I think the bug will be in part "d" of the following code walkthrough. Maybe in the math, but I could not see why.
a) Creating and training a logistic regression model ( works fine )
lm = LogisticRegression(random_state=413, multi_class='multinomial', solver='newton-cg')
lm.fit(X, train_labels)
b) Saving coefficient and bias ( works fine )
W = lm.coef_
b = lm.intercept_
c) Using lm.predict_proba(X) ( works fine)
def reshape_single_element(x,num):
singleElement = x[num]
nx,ny = singleElement.shape
return singleElement.reshape((1,nx*ny))
select_image_number = 6
X_select_image_data=reshape_single_element(train_dataset,select_image_number)
Y_probabilities = lm.predict_proba(X_select_image_data)
Y_pandas_probabilities = pd.Series(Y_probabilities[0], index=['a', 'b', 'c', 'd', 'e', 'f', 'g', 'h', 'i', 'j'])
print"estimate probabilities for each class: \n" ,Y_pandas_probabilities , "\n"
print"all probabilities by lm.predict_proba(..) sum up to ", np.sum(Y_probabilities) , "\n"
The output was:
estimate probabilities for each class:
a 0.595426
b 0.019244
c 0.001343
d 0.004033
e 0.017185
f 0.004193
g 0.160380
h 0.158245
i 0.003093
j 0.036860
dtype: float64
all probabilities by lm.predict_proba(..) sum up to 1.0
d) Manually performing the calculation done by lm.predict_proba ( no error/warning, but results are not the same )
manual_calculated_probabilities = []
for select_class_k in range(0,10): #a=0. b=1, c=3 ...
z_for_class_k = (np.sum(W[select_class_k] *X_select_image_data) + b[select_class_k] )
p_for_class_k = 1/ (1 + math.exp(-z_for_class_k))
manual_calculated_probabilities.append(p_for_class_k)

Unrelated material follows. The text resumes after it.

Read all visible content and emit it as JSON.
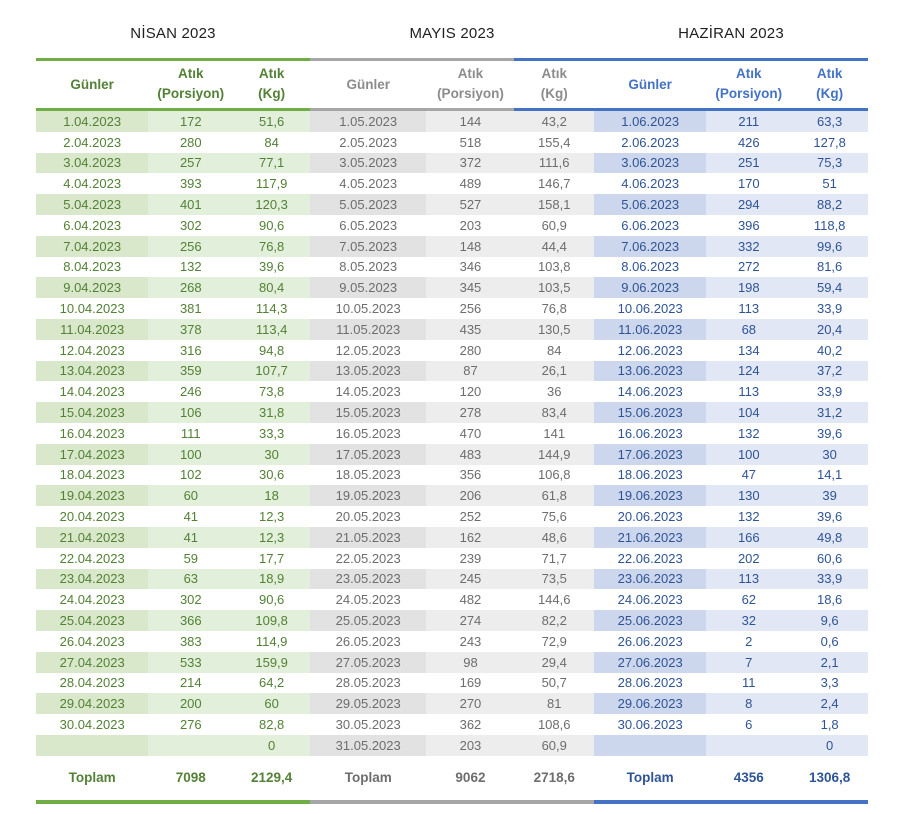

print "formula: ", manual_calculated_probabilities , "\n"
def softmax(x):
"""Compute softmax values for each sets of scores in x."""
e = np.exp(x)
dist = e / np.sum(np.exp(x),axis=0)
return dist
abc = softmax(manual_calculated_probabilities)
print "softmax:" , abc
The output was:
formula: [0.9667598370531315, 0.48453459121301334, 0.06154496922245115, 0.16456194859398865, 0.45634781280053394, 0.16999340794727547, 0.8867996361191054, 0.8854473986336552, 0.13124464656251109, 0.642913996162282]
softmax: [ 0.15329642 0.09464644 0.0620015 0.0687293 0.0920159 0.069103610.14151607 0.14132483 0.06647715 0.11088877]
Softmax was used, because of a comment at github logistic.py
For a multi_class problem, if multi_class is set to be "multinomial" the softmax function is used to find the predicted probability of each class.
Note:
print "shape of X: " , X_select_image_data.shape
print "shape of W: " , W.shape
print "shape of b: " , b.shape
shape of X: (1, 784)
shape of W: (10, 784)
shape of b: (10,)
I found a very similar question here, but sadly I could not adapted it to my code so the predictions got the same. I tried many different combinations to calculate the variables 'z_for_class_k' and 'p_for_class_k' but sadly without success to reproduce the prediction values from 'predict_proba(X)'.
I think the problem is with
p_for_class_k = 1/ (1 + math.exp(-z_for_class_k))
1 / (1 + exp(-logit)) is a simplification that works only on binary problems.
The real equation, before being simplified, looks like this:
p_for_classA =
exp(logit_classA) /
[1 + exp(logit_classA) + exp(logit_classB) ... + exp(logit_classC)]
In other words, when calculating a probability for a specific class, you must incorporate ALL the weights and biases from the other classes as well into your formula.
I didn't have the data to test this out, but hopefully this points you in the right direction.
change
p_for_class_k = 1/ (1 + math.exp(-z_for_class_k))
manual_calculated_probabilities.append(p_for_class_k)
to
manual_calculated_probabilities.append(z_for_class_k)
aka the input for softmax is "z"s instead of "p"s, in your notation. multinomial logistic
I was able to replicate the method lr.predict_proba by doing the following:
>>> sigmoid = lambda x: 1/(1+np.exp(-x))
>>> sigmoid(lr.intercept_+np.sum(lr.coef_*X.values, axis=1))
Assuming that X is a numpy array and lr is an object from sklearn.